容洺和众人赶紧将容绥从地上扶起,抬至偏厅的软榻上,直到这时他们才发现,容绥胸口那朵触目惊心的殷红不知何时竟变成了黑褐色!众人不由得倒吸了一口凉气,那根峨眉刺上竟被抹了毒!行刺又抹毒,这摆明是要置七皇子于死地啊!
他们顿时心下一沉,面如死灰。
他们心底都清楚,这七皇子虽是远离朝堂,可玄武帝对这个儿子还是非常在意的,否则当年也不会把他从冷宫里接出来亲自教导三年,更不会将他从北落师门召回来封王建府,任由他成日不问世事。

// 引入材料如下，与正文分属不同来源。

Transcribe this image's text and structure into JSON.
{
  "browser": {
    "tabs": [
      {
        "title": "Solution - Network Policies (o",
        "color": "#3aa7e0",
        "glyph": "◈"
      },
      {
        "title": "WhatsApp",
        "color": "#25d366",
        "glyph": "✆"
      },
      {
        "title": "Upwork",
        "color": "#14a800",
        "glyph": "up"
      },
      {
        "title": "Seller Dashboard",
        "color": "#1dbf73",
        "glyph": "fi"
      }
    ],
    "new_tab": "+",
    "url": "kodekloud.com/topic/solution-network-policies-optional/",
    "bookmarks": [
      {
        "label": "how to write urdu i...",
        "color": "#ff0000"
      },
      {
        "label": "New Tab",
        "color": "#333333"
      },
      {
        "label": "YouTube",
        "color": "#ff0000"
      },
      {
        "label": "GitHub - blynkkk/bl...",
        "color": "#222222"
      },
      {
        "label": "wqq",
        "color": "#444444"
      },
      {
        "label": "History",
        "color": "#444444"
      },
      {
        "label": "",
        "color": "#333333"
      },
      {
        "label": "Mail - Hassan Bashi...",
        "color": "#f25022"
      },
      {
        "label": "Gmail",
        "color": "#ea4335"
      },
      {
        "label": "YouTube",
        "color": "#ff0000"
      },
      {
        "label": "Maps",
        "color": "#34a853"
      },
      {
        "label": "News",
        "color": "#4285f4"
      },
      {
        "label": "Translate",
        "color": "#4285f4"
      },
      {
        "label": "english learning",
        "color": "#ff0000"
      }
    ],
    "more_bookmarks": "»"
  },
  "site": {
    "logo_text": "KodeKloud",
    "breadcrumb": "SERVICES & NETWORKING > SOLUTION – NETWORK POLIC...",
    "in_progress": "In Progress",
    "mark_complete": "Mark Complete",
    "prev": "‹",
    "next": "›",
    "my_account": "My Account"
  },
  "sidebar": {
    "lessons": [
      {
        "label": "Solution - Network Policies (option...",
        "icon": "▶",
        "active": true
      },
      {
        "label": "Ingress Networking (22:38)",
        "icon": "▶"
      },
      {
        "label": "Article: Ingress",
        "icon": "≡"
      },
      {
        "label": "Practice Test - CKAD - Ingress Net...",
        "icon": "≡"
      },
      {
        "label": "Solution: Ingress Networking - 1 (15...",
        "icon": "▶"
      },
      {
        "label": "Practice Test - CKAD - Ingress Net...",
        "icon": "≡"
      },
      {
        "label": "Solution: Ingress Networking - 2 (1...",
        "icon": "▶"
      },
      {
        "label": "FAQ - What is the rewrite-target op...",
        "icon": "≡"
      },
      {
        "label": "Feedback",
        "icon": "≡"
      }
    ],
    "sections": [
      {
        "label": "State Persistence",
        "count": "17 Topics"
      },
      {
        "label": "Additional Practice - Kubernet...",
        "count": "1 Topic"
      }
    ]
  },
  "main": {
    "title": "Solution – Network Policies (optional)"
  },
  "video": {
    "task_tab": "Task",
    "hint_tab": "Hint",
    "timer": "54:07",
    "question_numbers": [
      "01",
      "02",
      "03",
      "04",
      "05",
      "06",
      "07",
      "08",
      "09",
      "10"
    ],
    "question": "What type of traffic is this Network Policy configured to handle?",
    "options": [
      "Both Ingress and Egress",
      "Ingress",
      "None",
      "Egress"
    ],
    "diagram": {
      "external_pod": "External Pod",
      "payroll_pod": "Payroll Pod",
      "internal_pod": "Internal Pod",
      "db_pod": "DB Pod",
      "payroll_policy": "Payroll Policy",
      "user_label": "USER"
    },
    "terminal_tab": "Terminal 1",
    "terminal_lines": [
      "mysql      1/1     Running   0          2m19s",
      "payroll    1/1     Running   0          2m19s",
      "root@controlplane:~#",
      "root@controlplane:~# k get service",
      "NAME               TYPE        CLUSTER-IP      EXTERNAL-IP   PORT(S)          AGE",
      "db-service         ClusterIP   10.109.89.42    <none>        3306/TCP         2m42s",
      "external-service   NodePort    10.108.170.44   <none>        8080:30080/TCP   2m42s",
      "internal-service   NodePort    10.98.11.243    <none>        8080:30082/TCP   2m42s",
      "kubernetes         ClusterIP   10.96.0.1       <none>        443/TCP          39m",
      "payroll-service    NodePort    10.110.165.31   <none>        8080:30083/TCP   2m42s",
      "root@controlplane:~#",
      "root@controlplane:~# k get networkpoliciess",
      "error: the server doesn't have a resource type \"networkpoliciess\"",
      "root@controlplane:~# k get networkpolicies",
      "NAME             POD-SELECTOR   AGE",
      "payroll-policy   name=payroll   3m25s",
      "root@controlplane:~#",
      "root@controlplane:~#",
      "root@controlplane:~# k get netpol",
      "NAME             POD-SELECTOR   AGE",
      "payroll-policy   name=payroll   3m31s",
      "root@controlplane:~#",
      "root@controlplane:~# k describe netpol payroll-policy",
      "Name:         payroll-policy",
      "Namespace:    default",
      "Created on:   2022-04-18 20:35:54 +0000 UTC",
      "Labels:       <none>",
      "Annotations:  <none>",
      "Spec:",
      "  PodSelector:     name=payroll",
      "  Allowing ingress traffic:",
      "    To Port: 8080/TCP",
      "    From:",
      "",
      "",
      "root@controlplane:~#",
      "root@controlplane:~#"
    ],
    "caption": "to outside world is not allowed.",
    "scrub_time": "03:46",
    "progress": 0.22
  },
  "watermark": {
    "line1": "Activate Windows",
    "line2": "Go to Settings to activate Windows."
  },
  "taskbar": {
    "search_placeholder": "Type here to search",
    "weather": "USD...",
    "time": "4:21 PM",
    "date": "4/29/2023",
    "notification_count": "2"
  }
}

若七皇子真有个什么三长两短,玄武帝必定大发雷霆。自古以来,帝王一怒,伏尸百万,这又岂是他们几个微不足道的小官承受得起的?若是玄武帝追究起来,莫说他们今日在场之人皆难逃厄运,就算是太子只怕也难辞其咎。
就在众人忐忑不安之时,便见一名白衣男子带着一名大夫行色匆匆地赶来。
那男子,众人自是识得,正是容绥的贴身侍从——墨北。至于那名大夫,众人倒不甚留意,他们此时只希望他能妙手回春让容绥顺利渡过此劫,至于是谁,根本不重要。反倒是容洺,觉得此人有几分面熟,可又想不起来在哪里见过。
直到很久之后容洺才回想起来,此人正是当年被太医院除名的太医——燕庭筠。
“参见太子殿下。”
墨北与燕庭筠匆匆朝容洺行了一礼后,立即将容绥从容洺手中接了过来。
在看清容绥胸前黑褐色的伤口后,两人对视了一眼,不约而同地皱起了眉,燕庭筠赶紧朝容绥的脉搏探去,目光也渐渐沉了下去,片刻后,他面色凝重地对墨北道:“王爷中的,是寒梦千夜。”